Understanding Hexagons In Mathematics
A hexagon is a closed, six-sided polygon with six angles, and six vertices. It can be classified as regular, where all sides and angles are equal, or irregular, where side and angle measures vary.
Why Understanding Hexagons Is Important
Hexagons and Spatial Reasoning
Exploring hexagons helps students build spatial reasoning by encouraging them to visualize, analyze, and manipulate geometric structures in meaningful ways. When students break a hexagon into smaller shapes (e.g., triangles, trapezoids, or parallelograms), they strengthen their understanding of composition and decomposition. This ability to reconfigure shapes supports later work in area, symmetry, and geometric problem-solving.

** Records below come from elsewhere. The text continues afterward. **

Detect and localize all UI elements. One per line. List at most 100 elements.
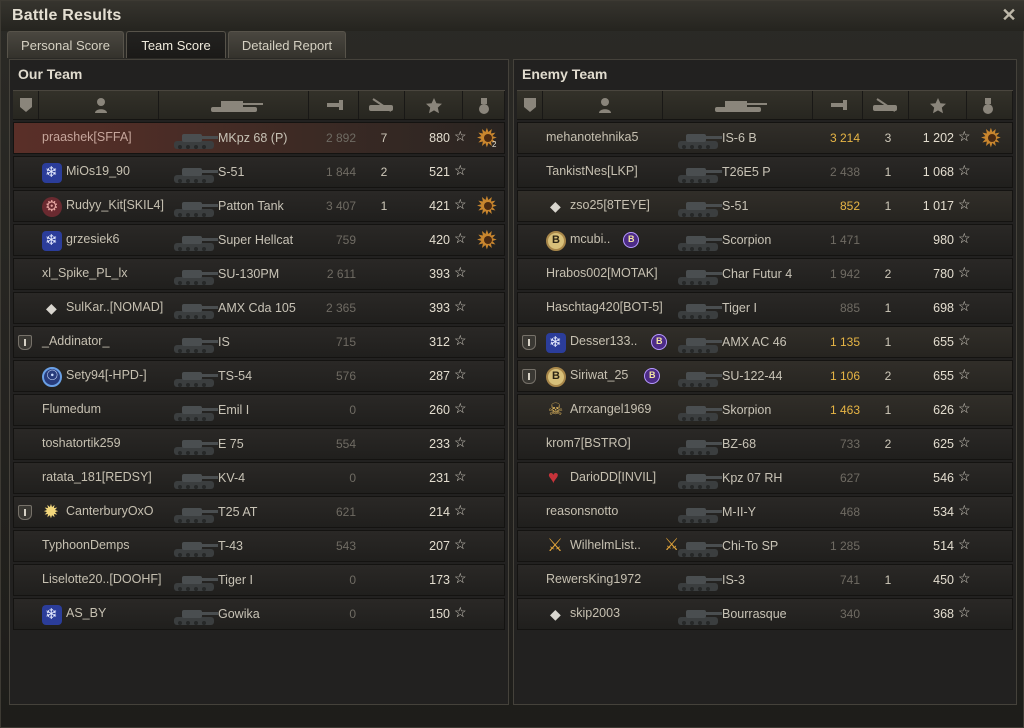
player-row[interactable]: Hrabos002[MOTAK] Char Futur 4 1 942 2 780 ☆: [517, 258, 1013, 290]
tank-image-icon: [674, 329, 724, 362]
medal-icon: [983, 98, 993, 114]
damage-value: 543: [335, 539, 356, 553]
enemy-team-title: Enemy Team: [522, 66, 608, 82]
player-row[interactable]: toshatortik259 E 75 554 233 ☆: [13, 428, 505, 460]
player-icon-header[interactable]: [543, 91, 663, 119]
player-row[interactable]: CanterburyOxO T25 AT 621 214 ☆: [13, 496, 505, 528]
damage-value: 3 214: [829, 131, 860, 145]
tab-detailed-report[interactable]: Detailed Report: [228, 31, 346, 58]
platoon-icon-header[interactable]: [13, 91, 39, 119]
player-row[interactable]: mcubi.. Scorpion 1 471 980 ☆: [517, 224, 1013, 256]
xp-value: 233: [429, 437, 450, 451]
tank-name: MKpz 68 (P): [218, 131, 288, 145]
player-row[interactable]: xl_Spike_PL_lx SU-130PM 2 611 393 ☆: [13, 258, 505, 290]
player-row[interactable]: skip2003 Bourrasque 340 368 ☆: [517, 598, 1013, 630]
player-row[interactable]: Desser133.. AMX AC 46 1 135 1 655 ☆: [517, 326, 1013, 358]
kills-icon: [369, 98, 393, 112]
medal-icon-header[interactable]: [463, 91, 505, 119]
xp-value: 980: [933, 233, 954, 247]
tank-name: M-II-Y: [722, 505, 757, 519]
xp-value: 1 017: [922, 199, 954, 213]
clan-b-icon: [546, 367, 566, 387]
xp-star-icon: ☆: [454, 128, 467, 144]
tank-name: E 75: [218, 437, 244, 451]
player-row[interactable]: MiOs19_90 S-51 1 844 2 521 ☆: [13, 156, 505, 188]
kills-value: 1: [884, 335, 892, 349]
player-row[interactable]: ratata_181[REDSY] KV-4 0 231 ☆: [13, 462, 505, 494]
tab-personal-score[interactable]: Personal Score: [7, 31, 124, 58]
tank-icon-header[interactable]: [663, 91, 813, 119]
xp-value: 698: [933, 301, 954, 315]
damage-value: 715: [335, 335, 356, 349]
xp-value: 393: [429, 267, 450, 281]
player-icon-header[interactable]: [39, 91, 159, 119]
tank-image-icon: [170, 601, 220, 634]
player-row[interactable]: TyphoonDemps T-43 543 207 ☆: [13, 530, 505, 562]
tank-name: Chi-To SP: [722, 539, 779, 553]
player-row[interactable]: Haschtag420[BOT-5] Tiger I 885 1 698 ☆: [517, 292, 1013, 324]
xp-star-icon: ☆: [958, 400, 971, 416]
platoon-icon: [20, 98, 32, 112]
damage-icon-header[interactable]: [309, 91, 359, 119]
enemy-team-panel: Enemy Team mehanotehnika5 IS-6 B 3 214 3 1 2…: [513, 59, 1017, 705]
damage-value: 621: [335, 505, 356, 519]
player-name: ratata_181[REDSY]: [42, 470, 152, 484]
player-row[interactable]: TankistNes[LKP] T26E5 P 2 438 1 1 068 ☆: [517, 156, 1013, 188]
medal-icon[interactable]: [476, 225, 500, 256]
damage-value: 1 135: [829, 335, 860, 349]
xp-value: 534: [933, 505, 954, 519]
tank-name: AMX Cda 105: [218, 301, 296, 315]
tank-image-icon: [170, 227, 220, 260]
player-row[interactable]: RewersKing1972 IS-3 741 1 450 ☆: [517, 564, 1013, 596]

Hexagons also offer a rich opportunity to explore tessellation. Because regular hexagons can tile a surface without gaps, students can investigate how certain shapes fit together efficiently.
Comparing hexagons to other polygons, such as pentagons or octagons, further supports classification and helps students see how attributes like number of sides and angles define and differentiate shapes.
Hexagons In The Real World
Hexagons are more than just geometric figures on paper! They appear frequently in everyday objects and natural structures, making them highly relatable for students. Pointing out real-world examples helps students recognize the usefulness and practicality of geometry in their surroundings.
For example, many tools, such as nuts, bolts, Allen keys, and socket wrenches, are designed with hexagonal heads. This shape provides multiple flat surfaces for gripping and turning, making it both strong and efficient.
In nature, honeycombs are famously made of hexagons, which maximize space while using the least amount of wax.
In construction and interior design, hexagonal tiles are popular for flooring and wall patterns because they fit together perfectly without leaving gaps.
These everyday examples not only help students connect geometry to the world around them but also reinforce the idea that shape choices are often intentional and purposeful.
Teaching Strategies For Hexagons
Hands-On Exploration of Hexagons
Before students are expected to classify or measure hexagons, they benefit from building and manipulating them to develop an intuitive sense of their properties.
Using materials like toothpicks, straws, or craft sticks, students can construct polygons with varying numbers of sides, from triangles to octagons. This hands-on experience invites comparison and deepens spatial reasoning.
As they build, prompt them to examine how a hexagon compares to other shapes. For example, “What do you notice about a hexagon compared to a pentagon or an octagon?” or “How do the angles and the shape change as you add more sides?”
These explorations help students internalize what makes a hexagon distinct and a recognizable structure that differs from other polygons. When students are given the opportunity to construct shapes themselves, they become active investigators of geometry, building a foundation for later classification, measurement, and reasoning tasks.
Visual Models for Understanding Hexagons
After physically constructing hexagons, students benefit from engaging with drawn representations to sort, classify, and decompose polygons. This stage helps solidify their understanding by prompting them to analyze shape attributes visually.
Begin by providing students with a variety of pre-drawn polygons (e.g, hexagons, pentagons, quadrilaterals, and triangles), and asking them to sort the shapes into categories of their own choosing. This open-ended sorting allows students to notice patterns and develop informal definitions before formal terminology is introduced. As they sort, guide their thinking with questions like, “What do all these hexagons have in common?” or “How are hexagons different from quadrilaterals or pentagons?”
Once students are comfortable identifying hexagons, invite them to draw their own and compare them with classmates’ drawings. Comparing drawings allows students to see variation in hexagon shapes while reinforcing the idea that six straight sides and six angles are defining features.
To deepen analysis, offer a second task focused on decomposition. Provide printed hexagons and challenge students to divide them into smaller shapes in different ways. Ask, “How many triangles can you fit inside?” or “Can you decompose the hexagon using other shapes?” These questions encourage multiple solution paths and help students understand that breaking complex shapes into familiar parts reveals more about structure and composition.
The lesson can conclude with a class-created definition of a hexagon, drawing on the shared insights from both sorting and decomposition work.
Abstract Reasoning With Hexagons
Once students can recognize and analyze hexagons, they should apply their understanding to logical reasoning and geometric relationships. One effective activity at this stage is a tessellation challenge.
Provide students with cut outs of regular polygons and challenge them to cover a surface without leaving gaps or overlaps. This task pushes students to apply their understanding of shape properties in a purposeful way, while also introducing them to the concept of tiling and spatial efficiency.
As students work, encourage them to test different combinations and adjust their arrangements. Afterwards, facilitate a discussion around what they noticed. Ask, “Which shapes fit together easily? Which ones left gaps?” and “Were hexagons able to tessellate on their own, or did they need help from other shapes?” These types of questions promote reasoning about angle measures and side lengths without requiring formal calculations.